Antenna height is irrelevant if there is "nothing there" or if the mountains are high enough. I'm shrouded by a hill between me and the "Tower Mountain" in Spokane where most the station transmitters are located. Back "in analogue" there were a couple of stations that were watchable, but little flecks of snow. After the change to digital, there were several there, that I could not receive. There's a "translator hill" here in town that re-transmits several, but in the switchover, there was a period that there were some channels without translators.
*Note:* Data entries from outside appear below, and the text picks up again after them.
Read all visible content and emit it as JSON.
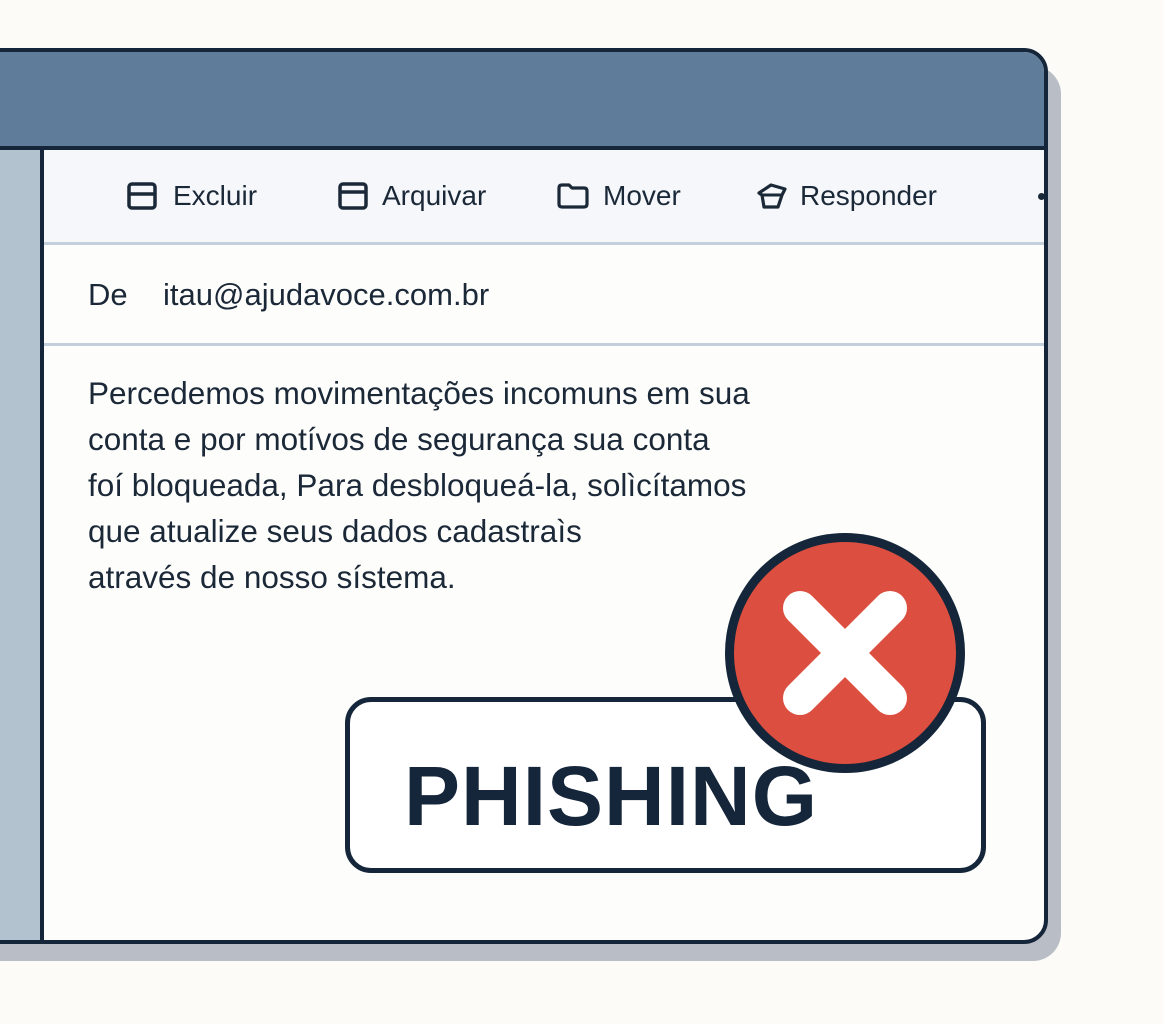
{
  "toolbar": {
    "delete_label": "Excluir",
    "archive_label": "Arquivar",
    "move_label": "Mover",
    "reply_label": "Responder",
    "more_icon": "more-horizontal-icon"
  },
  "email": {
    "from_label": "De",
    "from_address": "itau@ajudavoce.com.br",
    "body_lines": [
      "Percedemos movimentações incomuns em sua",
      "conta e por motívos de segurança sua conta",
      "foí bloqueada, Para desbloqueá-la, solìcítamos",
      "que atualize seus dados cadastraìs",
      "através de nosso sístema."
    ]
  },
  "badge": {
    "label": "PHISHING",
    "icon": "close-x-icon"
  },
  "colors": {
    "titlebar": "#5f7d9b",
    "sidebar": "#b3c2cf",
    "outline": "#15263a",
    "danger": "#dc4e3f"
  }
}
I bought a HUGE yagi/ corner reflector brand name antenna. The boom was 14 ft long. I hung it off the tower with a rotator on a side arm so I could tweek it over 10 degrees for aiming. (Could not reach the antenna to move it, otherwise) Turns out there were several of the "old" stations up on Tower Mt that could no longer be received---digital had not enough power or antenna at the sending end

There's a website that analyzes your location, and available stations and strength
start there:

https://www.tvfool.com/

Also do not get taken in by exotic spaceship-looking "HD" antennas. There is no such thing. Antennas work the same way now as they did in 1980, or 1960, or 1940, or 1920. There has been better designs over the years, but some of the weird "spaceship" crap for HD is not "some" of them.

My antenna farm before I took most of it down. The TV beam is diagonal at bottom left, 14' boom. Home built side arm. For scale, the one big yagi is a 26 ft boom, and the 6 meter yagi on top was a 6? element with 34 foot boom. THIRTY FOUR FEET

View attachment 1715852398

The smaller UHF corner reflector pointing off to the right was put back up, permanently pointing at the local translator hill. It's maybe 4-5ft? or so I think 16 elements

View attachment 1715852399
The big 14' antenna after it is down. Don't get me wrong this is a long range, high performance antenna. But there are hills in the path, and digital simply does not have the "soup" that analog had, plus analog, "you could stand" to watch it a little noisy, where digital simply stops working!!!

I bought this new for 200 and change and I might as well have burned the money.

View attachment 1715852400
That's some serious gear. I bet many have lost an eye doing an antenna install.

The digital broadcast is an AC signal with encryption. That's the way I think of it anyway, I could be wrong. The A to D converter in your TV set or Roku box does the decrypting. I've noticed the Roku box introduces a signal loss.